81 - DE L’IMPERATRICE.

 

Le 24 Mai/4 Juin.

 

 

         Monsieur, si vous vous faites porter en litière à Taganrock, comme votre lettre du 6 de mai me l’annoncé, vous ne pourrez éviter Pétersbourg. Je ne sais si l’air de ma cour vous conviendrait, et si huit mois d’hiver vous rendraient la santé. Il est vrai que, si vous aimez à être au lit, le froid vous en fournirait un prétexte spécieux ; mais vous n’auriez nul besoin de prétexte : vous ne seriez point gêné, je vous assure, et j’ose dire qu’il n’y a guère d’endroits où on le soit moins.

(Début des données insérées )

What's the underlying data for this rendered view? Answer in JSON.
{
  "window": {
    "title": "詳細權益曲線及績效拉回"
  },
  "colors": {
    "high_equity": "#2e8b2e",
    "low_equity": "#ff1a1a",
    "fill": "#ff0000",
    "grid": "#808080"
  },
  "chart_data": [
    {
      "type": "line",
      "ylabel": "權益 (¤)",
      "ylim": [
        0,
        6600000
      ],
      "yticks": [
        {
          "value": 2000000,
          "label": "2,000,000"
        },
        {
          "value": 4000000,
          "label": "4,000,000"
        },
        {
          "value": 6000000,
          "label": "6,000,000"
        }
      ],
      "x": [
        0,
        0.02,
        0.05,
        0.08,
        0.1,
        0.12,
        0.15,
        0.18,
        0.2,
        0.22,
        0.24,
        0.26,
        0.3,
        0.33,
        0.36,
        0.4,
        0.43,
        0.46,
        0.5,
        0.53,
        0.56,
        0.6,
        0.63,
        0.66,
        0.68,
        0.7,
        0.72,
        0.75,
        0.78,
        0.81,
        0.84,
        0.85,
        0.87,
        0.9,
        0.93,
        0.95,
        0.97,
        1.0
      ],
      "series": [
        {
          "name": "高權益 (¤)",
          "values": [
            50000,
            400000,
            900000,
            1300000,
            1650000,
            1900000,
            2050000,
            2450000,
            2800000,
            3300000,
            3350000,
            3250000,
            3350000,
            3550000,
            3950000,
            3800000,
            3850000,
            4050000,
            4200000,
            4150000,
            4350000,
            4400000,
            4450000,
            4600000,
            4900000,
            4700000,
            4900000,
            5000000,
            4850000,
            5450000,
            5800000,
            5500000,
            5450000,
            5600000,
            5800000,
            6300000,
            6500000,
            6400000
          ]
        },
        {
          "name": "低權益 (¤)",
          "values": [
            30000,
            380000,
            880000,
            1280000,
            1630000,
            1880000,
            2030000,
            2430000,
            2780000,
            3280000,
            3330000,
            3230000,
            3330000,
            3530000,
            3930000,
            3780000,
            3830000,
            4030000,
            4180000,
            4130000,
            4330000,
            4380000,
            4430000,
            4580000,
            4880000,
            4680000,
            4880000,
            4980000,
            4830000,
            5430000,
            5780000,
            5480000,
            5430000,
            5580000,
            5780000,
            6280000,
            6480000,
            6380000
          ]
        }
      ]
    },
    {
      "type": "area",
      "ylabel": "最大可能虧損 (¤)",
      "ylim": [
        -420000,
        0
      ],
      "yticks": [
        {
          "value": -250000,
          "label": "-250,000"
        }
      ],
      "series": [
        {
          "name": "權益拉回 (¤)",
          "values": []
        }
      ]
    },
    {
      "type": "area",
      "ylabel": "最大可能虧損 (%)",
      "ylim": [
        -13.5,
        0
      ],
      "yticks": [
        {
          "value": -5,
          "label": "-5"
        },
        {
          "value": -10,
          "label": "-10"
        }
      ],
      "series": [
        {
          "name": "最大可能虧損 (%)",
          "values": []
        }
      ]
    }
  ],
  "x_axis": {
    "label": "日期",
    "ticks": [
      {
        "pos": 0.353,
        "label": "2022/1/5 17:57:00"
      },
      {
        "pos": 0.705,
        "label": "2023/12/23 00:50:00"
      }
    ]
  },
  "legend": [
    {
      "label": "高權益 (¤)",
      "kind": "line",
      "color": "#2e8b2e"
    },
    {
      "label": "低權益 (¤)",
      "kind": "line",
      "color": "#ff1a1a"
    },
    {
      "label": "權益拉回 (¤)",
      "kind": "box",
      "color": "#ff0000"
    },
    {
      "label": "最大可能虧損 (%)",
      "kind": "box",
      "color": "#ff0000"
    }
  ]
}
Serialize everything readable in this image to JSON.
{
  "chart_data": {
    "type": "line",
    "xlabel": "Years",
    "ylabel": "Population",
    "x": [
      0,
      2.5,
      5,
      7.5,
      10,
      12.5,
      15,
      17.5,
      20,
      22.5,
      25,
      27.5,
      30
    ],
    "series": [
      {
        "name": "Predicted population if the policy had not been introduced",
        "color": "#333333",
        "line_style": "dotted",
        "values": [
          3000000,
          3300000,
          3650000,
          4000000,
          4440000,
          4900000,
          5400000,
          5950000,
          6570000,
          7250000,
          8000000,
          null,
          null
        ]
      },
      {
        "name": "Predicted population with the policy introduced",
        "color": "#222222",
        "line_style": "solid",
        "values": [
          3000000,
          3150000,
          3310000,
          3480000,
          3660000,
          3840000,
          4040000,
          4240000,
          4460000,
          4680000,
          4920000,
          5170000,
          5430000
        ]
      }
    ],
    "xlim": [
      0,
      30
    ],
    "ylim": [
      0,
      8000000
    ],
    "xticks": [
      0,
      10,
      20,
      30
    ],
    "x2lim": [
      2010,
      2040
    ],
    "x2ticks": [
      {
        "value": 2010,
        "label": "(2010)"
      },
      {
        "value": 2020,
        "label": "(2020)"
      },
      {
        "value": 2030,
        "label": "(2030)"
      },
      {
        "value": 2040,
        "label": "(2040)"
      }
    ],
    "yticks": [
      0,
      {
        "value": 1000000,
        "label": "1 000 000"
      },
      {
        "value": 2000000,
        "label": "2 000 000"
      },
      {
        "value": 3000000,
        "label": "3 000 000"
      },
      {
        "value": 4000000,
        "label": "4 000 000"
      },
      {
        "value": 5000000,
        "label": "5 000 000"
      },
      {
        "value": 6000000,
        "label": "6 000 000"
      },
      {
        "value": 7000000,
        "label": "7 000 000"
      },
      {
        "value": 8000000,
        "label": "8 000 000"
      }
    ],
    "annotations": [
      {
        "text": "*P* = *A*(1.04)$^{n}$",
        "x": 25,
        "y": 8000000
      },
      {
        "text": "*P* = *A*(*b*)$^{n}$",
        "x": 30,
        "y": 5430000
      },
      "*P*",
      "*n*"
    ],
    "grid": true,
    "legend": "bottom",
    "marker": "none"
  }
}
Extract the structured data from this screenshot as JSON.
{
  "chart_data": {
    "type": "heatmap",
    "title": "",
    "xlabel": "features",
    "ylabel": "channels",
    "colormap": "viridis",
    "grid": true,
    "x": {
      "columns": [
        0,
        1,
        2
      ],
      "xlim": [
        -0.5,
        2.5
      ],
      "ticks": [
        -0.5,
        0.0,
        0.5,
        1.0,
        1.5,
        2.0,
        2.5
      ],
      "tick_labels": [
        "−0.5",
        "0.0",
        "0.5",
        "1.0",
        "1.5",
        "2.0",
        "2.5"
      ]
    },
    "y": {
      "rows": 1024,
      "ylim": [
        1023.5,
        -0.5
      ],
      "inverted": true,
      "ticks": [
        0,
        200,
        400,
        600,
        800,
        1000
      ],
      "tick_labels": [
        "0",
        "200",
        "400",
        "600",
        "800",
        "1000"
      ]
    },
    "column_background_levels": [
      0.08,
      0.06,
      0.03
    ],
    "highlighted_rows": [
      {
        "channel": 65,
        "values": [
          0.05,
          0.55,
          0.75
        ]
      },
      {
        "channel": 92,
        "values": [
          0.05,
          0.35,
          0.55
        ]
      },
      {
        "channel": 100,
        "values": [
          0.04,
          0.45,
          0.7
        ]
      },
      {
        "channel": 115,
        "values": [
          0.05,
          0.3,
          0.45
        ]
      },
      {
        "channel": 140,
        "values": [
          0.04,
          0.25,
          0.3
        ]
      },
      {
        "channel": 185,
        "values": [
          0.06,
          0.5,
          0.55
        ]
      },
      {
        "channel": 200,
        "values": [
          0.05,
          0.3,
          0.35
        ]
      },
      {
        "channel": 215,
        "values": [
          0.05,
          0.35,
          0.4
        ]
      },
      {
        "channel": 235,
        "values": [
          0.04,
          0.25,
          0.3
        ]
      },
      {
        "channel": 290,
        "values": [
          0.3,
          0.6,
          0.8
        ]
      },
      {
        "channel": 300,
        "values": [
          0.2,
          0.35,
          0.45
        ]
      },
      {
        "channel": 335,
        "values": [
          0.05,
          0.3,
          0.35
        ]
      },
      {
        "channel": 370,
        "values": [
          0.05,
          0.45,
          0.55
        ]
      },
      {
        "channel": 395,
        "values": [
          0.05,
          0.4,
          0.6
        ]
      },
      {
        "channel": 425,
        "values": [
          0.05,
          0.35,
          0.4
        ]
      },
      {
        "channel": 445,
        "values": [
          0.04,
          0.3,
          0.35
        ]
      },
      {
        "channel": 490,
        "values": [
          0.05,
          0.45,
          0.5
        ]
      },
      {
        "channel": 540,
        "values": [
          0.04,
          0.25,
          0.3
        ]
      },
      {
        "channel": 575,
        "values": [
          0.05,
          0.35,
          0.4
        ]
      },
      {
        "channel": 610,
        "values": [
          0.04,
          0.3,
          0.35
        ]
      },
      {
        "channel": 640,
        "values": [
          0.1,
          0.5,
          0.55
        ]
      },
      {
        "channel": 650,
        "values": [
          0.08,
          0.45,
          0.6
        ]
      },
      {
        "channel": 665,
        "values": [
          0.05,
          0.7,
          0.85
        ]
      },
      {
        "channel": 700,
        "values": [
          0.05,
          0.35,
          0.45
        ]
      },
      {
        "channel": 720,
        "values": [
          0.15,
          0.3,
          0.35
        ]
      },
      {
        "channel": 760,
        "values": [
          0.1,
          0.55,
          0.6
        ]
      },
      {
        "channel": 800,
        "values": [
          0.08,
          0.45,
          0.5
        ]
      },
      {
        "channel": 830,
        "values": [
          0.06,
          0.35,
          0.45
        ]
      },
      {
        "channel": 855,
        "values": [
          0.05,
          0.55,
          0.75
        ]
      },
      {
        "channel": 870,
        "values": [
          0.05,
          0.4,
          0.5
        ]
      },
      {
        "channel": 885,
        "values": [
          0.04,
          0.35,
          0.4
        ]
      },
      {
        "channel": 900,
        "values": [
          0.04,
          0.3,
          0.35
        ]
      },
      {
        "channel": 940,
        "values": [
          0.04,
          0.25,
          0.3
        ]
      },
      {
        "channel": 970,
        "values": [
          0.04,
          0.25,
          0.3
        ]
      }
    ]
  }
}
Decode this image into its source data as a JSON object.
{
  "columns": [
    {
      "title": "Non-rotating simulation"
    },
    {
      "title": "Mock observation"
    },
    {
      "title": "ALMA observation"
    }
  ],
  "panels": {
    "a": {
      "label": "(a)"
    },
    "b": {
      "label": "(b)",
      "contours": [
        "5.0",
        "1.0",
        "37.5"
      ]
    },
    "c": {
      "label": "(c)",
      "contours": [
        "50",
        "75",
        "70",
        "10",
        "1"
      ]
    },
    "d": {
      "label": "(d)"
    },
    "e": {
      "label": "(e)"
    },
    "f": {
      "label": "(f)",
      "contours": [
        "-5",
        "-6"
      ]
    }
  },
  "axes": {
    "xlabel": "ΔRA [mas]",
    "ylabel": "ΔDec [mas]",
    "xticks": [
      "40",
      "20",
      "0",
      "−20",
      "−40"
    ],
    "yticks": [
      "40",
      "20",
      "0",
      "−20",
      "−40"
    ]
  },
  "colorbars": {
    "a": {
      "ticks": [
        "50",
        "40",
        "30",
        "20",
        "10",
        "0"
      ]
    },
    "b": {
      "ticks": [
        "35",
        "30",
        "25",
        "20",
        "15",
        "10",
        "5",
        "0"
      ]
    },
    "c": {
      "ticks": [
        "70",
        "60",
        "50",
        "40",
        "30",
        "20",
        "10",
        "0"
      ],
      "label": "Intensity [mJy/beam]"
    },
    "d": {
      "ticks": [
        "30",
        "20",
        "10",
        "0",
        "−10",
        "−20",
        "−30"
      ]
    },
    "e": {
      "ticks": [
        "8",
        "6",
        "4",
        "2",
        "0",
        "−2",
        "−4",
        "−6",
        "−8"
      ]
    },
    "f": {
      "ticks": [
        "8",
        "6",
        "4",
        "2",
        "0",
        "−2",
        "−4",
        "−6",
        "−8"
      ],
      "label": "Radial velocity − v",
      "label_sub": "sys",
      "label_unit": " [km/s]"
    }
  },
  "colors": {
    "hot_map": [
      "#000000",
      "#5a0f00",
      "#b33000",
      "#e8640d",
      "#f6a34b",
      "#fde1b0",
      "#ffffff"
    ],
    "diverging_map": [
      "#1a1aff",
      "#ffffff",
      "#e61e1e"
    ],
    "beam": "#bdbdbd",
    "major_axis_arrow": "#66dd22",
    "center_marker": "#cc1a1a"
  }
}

A l’égard des billets de confession, nous en ignorons jusqu’au nom. Nous compterions pour un ennui mortel de parler de ces disputes rebattues, et sur lesquelles on prescrit le silence par édit dans d’autres pays. Nous laissons volontiers croire à chacun ce qui lui plaît. Tous les Chinois de bonne compagnie planteraient là le roi de la Chine et ses vers, pour se rendre à Nipchou, si vous y veniez, et ils ne feraient que leur devoir en rendant hommage au premier lettré de notre siècle.

 

         Le croiriez-vous, monsieur ? Mes voisins orientaux, tels que vous les décrivez, sont les meilleurs voisins possibles ; je l’ai toujours dit, et la guerre présente m’a confirmée dans cette opinion.

 

         J’attends, avec une impatience que je n’ai que pour vos ouvrages, le quatrième et le cinquième tome des Questions sur l’Encyclopédie. Je vous en remercie d’avance. Continuez, je vous prie, à m’envoyer vos excellentes productions, et battons Moustapha. Les croquignoles que vous lui donnez devraient le rendre sage ; il en est temps.

 

         Je vous ai mandé, dans ma précédente, qu’il y a apparence que mon résident est relâché. Les princes et les républiques chrétiennes sont eux-mêmes la cause des affronts que leurs ambassadeurs essuient à Constantinople ; ils en font trop accroire à ces barbus ; se montrer ou intrigants ou rampants n’est pas le moyen de se faire estimer. Voilà la règle à peu près que l’Europe a suivie, et c’est aussi ce qui a gâté ces barbares. Le roi Guillaume d’Angleterre disait qu’il n’y a point d’honneur à garder avec les Turcs.

 

         Les Italiens ont traité leurs prisonniers de guerre avec dureté, mais ils ont donné l’exemple de la souplesse envers la Porte.

 

         Les nouvelles d’Ali-Bey portent qu’il fait des progrès en Syrie, et qui alarment d’autant plus le sultan qu’il n’a que peu de troupes à lui opposer.

 

         Je connais le manifeste in-4° dont vous me parlez. Le duc de Choiseul, qui n’était pas prévenu en notre faveur, l’avait fait supprimer à cause de son absurdité, et des calomnies ridicules qu’il contenait : vous pouvez juger par là du mérite de la pièce. Les cruautés qu’on y reproche à mes troupes sont des mensonges pitoyables. C’est aux Turcs qu’il faut demander des nouvelles de l’humanité des troupes russes pendant cette guerre. La populace même de Constantinople et tout l’empire turc en ont été si affectés, qu’ils attribuent toutes nos victoires à la bénédiction du ciel, obtenue par l’humanité avec laquelle on en a usé avec eux en toute occasion.

 

         D’ailleurs ce n’est pas aux brigands de Pologne à parler sur cette matière : ce sont eux qui commettent tous les jours des férocités épouvantables envers tous ceux qui ne se joignent pas à leur clique pour piller et brûler leur propre pays.

 

         Vous voudrez bien, monsieur, que je vous remercie particulièrement pour le ton d’amitié et d’intérêt qui règne en général dans votre dernière lettre. J’en suis bien reconnaissante, et véritablement touchée. Continuez-moi votre amitié, et soyez assuré que la mienne vous est sincèrement acquise. Caterine.